Let's be realistic about the circumstances, because it also wasn't really raining at high tide, which would also have made the flooding worse. I seem to be saying "worse" a lot. It's the superlative form of "bad"!

May 10, 2018 | Unregistered CommenterChris Longson

Tiresome or persuasive? Again, Tararu was not the only place where an existing seawall or protective structure is going to need attention. The same can be said of Shortland wharf, Richmond Villas, Danby field, behind the GOLDFIELD shopping centre, Brown Street, Albert Street, Moanatiari seawall.....Not to mention the stop banks between Kopu and Rhodes Park

It's your blog and you have got editorial control but why would you want to shut down informed discussion?
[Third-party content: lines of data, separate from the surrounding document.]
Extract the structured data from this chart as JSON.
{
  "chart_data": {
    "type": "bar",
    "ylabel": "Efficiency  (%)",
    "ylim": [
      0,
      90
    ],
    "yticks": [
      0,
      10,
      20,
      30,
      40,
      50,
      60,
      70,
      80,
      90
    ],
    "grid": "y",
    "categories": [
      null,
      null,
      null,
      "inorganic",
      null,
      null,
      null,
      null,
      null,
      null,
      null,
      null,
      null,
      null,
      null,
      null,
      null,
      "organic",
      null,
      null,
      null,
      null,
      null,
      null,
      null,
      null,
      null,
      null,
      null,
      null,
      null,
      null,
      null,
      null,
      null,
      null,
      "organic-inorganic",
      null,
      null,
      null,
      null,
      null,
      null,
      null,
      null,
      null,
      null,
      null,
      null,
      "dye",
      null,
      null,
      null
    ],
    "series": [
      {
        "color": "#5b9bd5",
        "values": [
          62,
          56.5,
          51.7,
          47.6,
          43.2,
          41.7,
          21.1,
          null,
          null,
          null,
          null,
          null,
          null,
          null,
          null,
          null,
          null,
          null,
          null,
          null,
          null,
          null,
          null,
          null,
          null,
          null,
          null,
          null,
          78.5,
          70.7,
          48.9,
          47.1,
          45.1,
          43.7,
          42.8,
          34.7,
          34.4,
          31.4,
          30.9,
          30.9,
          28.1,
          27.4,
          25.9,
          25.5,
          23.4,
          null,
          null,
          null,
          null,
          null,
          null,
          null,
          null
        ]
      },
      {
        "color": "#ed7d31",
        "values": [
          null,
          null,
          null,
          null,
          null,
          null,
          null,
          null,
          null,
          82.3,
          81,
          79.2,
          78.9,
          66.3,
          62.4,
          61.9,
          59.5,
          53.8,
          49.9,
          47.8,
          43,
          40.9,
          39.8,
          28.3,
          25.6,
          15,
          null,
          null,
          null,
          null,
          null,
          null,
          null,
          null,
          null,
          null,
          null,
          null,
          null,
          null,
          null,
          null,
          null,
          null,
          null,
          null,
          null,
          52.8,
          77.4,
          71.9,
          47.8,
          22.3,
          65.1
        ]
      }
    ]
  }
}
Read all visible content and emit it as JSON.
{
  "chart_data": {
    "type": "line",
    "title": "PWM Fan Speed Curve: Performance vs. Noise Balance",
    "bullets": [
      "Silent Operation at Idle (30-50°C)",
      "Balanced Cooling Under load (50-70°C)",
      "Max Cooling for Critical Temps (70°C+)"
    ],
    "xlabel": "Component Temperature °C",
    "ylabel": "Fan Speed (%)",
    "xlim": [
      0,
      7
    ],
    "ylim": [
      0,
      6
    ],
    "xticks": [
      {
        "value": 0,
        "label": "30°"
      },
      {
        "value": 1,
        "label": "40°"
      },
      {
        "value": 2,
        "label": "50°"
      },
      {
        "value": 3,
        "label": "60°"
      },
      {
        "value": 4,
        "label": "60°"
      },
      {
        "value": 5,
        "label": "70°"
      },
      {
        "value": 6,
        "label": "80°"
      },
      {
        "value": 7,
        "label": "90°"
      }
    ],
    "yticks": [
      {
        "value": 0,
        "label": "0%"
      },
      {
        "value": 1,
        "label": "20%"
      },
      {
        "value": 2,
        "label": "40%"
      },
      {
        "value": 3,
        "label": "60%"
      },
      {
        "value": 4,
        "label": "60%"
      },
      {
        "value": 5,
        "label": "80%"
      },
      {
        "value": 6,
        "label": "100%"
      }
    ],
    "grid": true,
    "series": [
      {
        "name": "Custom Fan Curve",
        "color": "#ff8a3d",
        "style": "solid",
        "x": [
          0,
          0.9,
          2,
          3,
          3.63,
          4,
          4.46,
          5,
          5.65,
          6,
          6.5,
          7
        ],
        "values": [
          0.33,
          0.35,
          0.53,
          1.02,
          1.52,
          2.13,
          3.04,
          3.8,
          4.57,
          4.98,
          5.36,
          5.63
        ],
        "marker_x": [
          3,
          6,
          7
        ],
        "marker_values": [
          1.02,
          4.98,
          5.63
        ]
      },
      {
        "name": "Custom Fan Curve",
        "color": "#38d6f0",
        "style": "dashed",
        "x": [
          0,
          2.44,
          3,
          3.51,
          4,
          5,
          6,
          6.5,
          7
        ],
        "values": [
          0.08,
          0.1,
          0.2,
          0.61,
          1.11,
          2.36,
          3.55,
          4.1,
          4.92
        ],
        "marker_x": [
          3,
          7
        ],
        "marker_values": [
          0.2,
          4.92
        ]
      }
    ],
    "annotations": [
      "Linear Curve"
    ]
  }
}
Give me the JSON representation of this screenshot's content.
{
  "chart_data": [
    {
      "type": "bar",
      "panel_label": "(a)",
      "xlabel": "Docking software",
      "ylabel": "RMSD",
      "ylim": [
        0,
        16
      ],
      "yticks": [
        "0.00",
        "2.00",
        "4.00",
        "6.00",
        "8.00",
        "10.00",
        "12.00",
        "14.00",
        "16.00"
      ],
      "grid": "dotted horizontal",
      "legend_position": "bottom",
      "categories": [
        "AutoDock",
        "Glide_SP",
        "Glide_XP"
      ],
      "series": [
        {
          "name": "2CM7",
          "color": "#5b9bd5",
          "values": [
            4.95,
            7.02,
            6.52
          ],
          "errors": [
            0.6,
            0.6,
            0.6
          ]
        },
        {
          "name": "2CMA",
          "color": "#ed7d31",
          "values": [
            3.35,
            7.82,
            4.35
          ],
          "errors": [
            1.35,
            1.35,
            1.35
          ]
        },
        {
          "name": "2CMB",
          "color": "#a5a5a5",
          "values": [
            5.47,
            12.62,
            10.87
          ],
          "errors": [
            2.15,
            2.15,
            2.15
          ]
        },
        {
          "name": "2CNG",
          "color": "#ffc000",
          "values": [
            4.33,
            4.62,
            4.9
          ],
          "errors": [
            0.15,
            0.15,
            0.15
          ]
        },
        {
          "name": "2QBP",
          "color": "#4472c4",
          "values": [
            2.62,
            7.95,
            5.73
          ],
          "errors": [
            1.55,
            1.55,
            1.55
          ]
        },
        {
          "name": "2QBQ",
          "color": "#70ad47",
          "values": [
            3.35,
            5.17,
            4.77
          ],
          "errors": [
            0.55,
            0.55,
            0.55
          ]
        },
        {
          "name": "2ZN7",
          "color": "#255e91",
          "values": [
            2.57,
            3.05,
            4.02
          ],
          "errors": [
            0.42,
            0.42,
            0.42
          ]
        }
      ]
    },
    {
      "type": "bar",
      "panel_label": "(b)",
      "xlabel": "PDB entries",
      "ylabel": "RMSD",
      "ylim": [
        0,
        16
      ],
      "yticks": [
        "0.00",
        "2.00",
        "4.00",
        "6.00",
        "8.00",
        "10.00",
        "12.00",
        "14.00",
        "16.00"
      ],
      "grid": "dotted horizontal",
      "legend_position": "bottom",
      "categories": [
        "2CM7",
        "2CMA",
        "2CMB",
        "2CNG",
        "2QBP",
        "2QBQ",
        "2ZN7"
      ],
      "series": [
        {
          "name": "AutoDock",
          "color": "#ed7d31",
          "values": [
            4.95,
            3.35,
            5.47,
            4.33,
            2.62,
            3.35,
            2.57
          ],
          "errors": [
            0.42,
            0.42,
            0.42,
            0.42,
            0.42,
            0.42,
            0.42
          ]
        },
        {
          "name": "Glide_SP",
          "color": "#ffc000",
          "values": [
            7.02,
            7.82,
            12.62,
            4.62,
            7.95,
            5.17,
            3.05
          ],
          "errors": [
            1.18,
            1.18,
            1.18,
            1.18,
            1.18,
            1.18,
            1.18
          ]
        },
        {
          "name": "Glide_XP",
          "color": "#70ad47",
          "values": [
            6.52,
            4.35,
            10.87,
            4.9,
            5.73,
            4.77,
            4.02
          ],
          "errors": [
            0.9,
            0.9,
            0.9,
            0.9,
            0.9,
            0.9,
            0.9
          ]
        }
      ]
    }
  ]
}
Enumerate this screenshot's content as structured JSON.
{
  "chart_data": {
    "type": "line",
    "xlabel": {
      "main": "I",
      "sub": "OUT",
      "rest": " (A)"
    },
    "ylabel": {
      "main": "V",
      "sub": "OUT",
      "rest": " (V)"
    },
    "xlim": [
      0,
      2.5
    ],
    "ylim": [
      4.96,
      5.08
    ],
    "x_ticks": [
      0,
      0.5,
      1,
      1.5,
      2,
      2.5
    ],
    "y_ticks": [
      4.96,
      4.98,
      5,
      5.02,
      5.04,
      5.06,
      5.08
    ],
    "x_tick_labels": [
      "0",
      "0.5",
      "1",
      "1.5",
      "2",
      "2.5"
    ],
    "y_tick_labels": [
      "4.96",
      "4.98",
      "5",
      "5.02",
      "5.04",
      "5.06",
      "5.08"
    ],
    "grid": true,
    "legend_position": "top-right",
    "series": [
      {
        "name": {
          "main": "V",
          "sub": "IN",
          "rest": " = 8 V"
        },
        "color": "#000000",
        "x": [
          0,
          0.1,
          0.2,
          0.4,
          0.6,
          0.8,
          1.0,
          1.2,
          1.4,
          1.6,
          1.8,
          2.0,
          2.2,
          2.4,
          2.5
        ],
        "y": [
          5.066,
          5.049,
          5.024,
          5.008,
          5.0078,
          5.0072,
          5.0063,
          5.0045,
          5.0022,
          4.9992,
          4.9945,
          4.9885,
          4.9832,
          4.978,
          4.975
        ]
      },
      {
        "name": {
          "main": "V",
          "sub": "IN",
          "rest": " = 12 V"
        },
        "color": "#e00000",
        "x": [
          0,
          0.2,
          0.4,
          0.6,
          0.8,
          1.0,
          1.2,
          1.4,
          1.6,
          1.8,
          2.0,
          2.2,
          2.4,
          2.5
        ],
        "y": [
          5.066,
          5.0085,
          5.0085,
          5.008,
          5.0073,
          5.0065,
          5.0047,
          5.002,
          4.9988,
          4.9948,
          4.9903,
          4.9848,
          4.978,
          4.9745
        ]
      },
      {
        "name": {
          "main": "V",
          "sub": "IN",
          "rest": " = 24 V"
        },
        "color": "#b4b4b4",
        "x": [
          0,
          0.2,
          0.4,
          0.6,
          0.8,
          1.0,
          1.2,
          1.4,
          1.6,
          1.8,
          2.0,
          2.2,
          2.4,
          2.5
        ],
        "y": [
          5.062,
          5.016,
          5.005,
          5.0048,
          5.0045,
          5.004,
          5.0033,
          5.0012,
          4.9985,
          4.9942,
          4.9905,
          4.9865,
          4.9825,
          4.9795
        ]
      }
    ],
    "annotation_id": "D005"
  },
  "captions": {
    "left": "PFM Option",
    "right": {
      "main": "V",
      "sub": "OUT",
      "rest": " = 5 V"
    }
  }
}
May 10, 2018 | Unregistered CommenterDenis Tegg

It certainly appeared NW or NNW here, let us compromise with "from the northerly quarter". Only in this manner could the waves have peeled down the coastline as I saw it.
And Denis - there is a fine line between 'informed,' and 'enlightened' argument.
I have never denied the same or similar effects elsewhere - it is simply that what happened at Tararu was the worst within Thames and the Waihou/Piako Catchment Board area (excepting Kaiaua), and you appear to stubbornly deny the difference between 'restoration' and 'new works.' ..
Others can (and have) called for attention elsewhere, yet you seem determined to dismiss my concerns based around what was probably the unnecessary inundation of 25 homes here at Tararu as irrelevant in the overall scheme of things. Our interests diverge at that point, hence my intention to end what is becoming a boring argument.